MENDRISIO - "Certo, l'aumento c'è, ma non bisogna tacere che dietro questa crescita c'è anche l'arrivo in Ticino di imprese tecnologicamente avanzate, che hanno bisogno di manodopera altamente qualificata. E anche lo sviluppo del nostro sistema produttivo per questa manodopera deve attingere al bacino del nord Italia". L’imprenditore Silvo Tarchini ribadisce la necessità, per chi fa impresa in Ticino, di far capo a manodopera frontaliera. Lo fa in un’intervista pubblicata oggi dal Caffè.
Mentre sul problema dei padroncini dice "Questo è un fenomeno diverso e da monitorare bene. C'è un fattore di concorrenza sleale che va corretto".
Secondo il patron di FoxTown, "con quello che costano oggi terreni e spazi industriali, con gli altri costi fissi non indifferenti, non c'è più spazio per aziende scalcagnate". E sul dumping salariale dice: "È compito innanzitutto dei sindacati monitorare questo fenomeno, perché c'è anche chi se ne approfitta, ma tocca a loro far rispettare le regole e i contratti".

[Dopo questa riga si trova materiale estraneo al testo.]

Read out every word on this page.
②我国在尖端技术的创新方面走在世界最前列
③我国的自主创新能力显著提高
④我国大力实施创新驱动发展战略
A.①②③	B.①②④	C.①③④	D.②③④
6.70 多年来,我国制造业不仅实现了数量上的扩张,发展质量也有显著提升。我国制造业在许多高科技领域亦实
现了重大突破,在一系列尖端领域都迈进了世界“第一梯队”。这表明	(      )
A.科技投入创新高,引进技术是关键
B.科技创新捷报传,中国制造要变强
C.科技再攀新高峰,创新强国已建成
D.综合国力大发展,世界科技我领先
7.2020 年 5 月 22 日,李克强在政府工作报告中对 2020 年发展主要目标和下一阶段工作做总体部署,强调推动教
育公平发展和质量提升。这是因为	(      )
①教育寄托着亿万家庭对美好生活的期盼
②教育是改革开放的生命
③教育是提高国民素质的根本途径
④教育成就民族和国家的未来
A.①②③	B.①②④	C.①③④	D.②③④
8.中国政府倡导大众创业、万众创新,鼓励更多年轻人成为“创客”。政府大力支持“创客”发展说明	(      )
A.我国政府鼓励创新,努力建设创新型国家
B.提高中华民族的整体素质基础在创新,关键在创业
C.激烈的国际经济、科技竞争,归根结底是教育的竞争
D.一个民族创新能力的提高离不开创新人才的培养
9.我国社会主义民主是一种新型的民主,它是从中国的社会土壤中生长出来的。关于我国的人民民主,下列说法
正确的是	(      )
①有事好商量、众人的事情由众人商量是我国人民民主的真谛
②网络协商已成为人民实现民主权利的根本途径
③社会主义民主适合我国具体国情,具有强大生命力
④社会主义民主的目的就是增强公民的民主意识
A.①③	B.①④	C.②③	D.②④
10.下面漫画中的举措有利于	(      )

Poi Tarchini parla delle difficoltà di reperire personale locale. "La nostra direttiva al Fox Town - dice al Caffè - è di dare priorità ai residenti nelle assunzioni. Ma i titolari dei negozi hanno difficoltà nel reperire manodopera locale. Oggi abbiamo un terzo del personale svizzero o domiciliato e due terzi di frontalieri. Eppure offriamo salari più che rispettabili: per un assistente di commercio non qualificato e senza esperienza, la prima busta paga è di 3'547 franchi; per un impiegato con diploma di 3'873 franchi. Stiamo parlando di salari d'ingresso, che aumentano di anno in anno, per un lavoro su cinque giorni che va dalle 11 alle 19 di sera e con una presenza a domeniche alternate. Nonostante ciò abbiamo problemi a trovare dei lavoratori residenti."
Infine, Tarchini si rivolge ai politici e al governo: “Si sta mandando un messaggio sbagliato agli imprenditori e alla società: il frontaliere per la nostra economia è una grande risorsa, ma la si sta trasformando in una minaccia. Un imprenditore deve poter lavorare con la manodopera che trova, e c'è da dire che i frontalieri, a parità di stipendio, sono molto più flessibili. A chi allarma va ricordato che senza i frontalieri tre quarti delle nostre aziende chiuderebbero, come gran parte dei ristoranti, alberghi, case per anziani, cliniche e persino qualche ospedale pubblico. È questo che vogliamo?".